Бальтазар, один из немногих оставшихся в живых Патриархов, поглядывая на солнце, не торопясь произвёл ритуальное омовение из белого кувшина, что держал совсем ещё юный жрец и, вытерев насухо лицо и руки, приступил к чтению священного писания. Уложенный в железный оклад с медными застёжками фолиант представлял собой толстый пергаменный кодекс длинною в добрых полтора фута и в фут шириной – книгу, написанную, на тонко выделанных листах из ослиной кожи. Когда он уставал второй по значимости священник, подхватывал текст заповеди из своего, меньшего размера кодекса, стоя лицом к лицу с Бальтазаром, но ни в коем случае не спиною к солнцу и горевшему в чаше священному огню. Все эти люди вели двойную жизнь, все они где–то работали, занимаясь насущными делами, но под мирской одеждой носили подпоясанную шерстяным поясом священную рубаху из цельного куска материи.

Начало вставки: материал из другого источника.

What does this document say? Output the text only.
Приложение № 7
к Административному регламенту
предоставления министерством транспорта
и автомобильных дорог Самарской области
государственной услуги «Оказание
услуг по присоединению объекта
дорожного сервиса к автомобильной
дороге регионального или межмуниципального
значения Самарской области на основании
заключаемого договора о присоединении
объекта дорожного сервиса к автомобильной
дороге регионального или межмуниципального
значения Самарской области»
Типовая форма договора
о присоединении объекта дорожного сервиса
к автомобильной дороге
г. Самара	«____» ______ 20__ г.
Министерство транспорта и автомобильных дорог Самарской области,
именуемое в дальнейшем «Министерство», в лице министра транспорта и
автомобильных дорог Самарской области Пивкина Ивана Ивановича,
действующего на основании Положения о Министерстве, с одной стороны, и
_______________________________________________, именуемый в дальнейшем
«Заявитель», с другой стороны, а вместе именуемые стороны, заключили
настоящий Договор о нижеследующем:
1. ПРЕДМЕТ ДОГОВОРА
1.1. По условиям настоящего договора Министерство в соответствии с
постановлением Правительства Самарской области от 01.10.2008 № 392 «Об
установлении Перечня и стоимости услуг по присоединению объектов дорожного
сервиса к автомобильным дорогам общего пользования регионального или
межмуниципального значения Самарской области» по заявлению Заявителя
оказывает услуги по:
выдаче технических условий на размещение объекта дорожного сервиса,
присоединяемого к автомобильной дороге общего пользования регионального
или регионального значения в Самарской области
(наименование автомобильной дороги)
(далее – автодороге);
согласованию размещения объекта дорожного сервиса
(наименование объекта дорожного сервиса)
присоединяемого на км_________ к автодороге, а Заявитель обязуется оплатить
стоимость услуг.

Последователи Ария верили, что такое одеяние защищает душу от зла и соблазнов, а кармашек над сердцем является копилкой благодеяний, и старались как можно меньше времени находиться без неё. Шесть каменных чаш с благовонным деревом стояли по внешнему краю храма. Под чтение молитвы Бальтазар зажёг их все от пламени седьмого сосуда, огонь в котором не гас никогда. Так было уже сотни лет, жрецы умирали от старости или болезней, а огонь так и горел, помня прикосновения рук давно ушедших людей.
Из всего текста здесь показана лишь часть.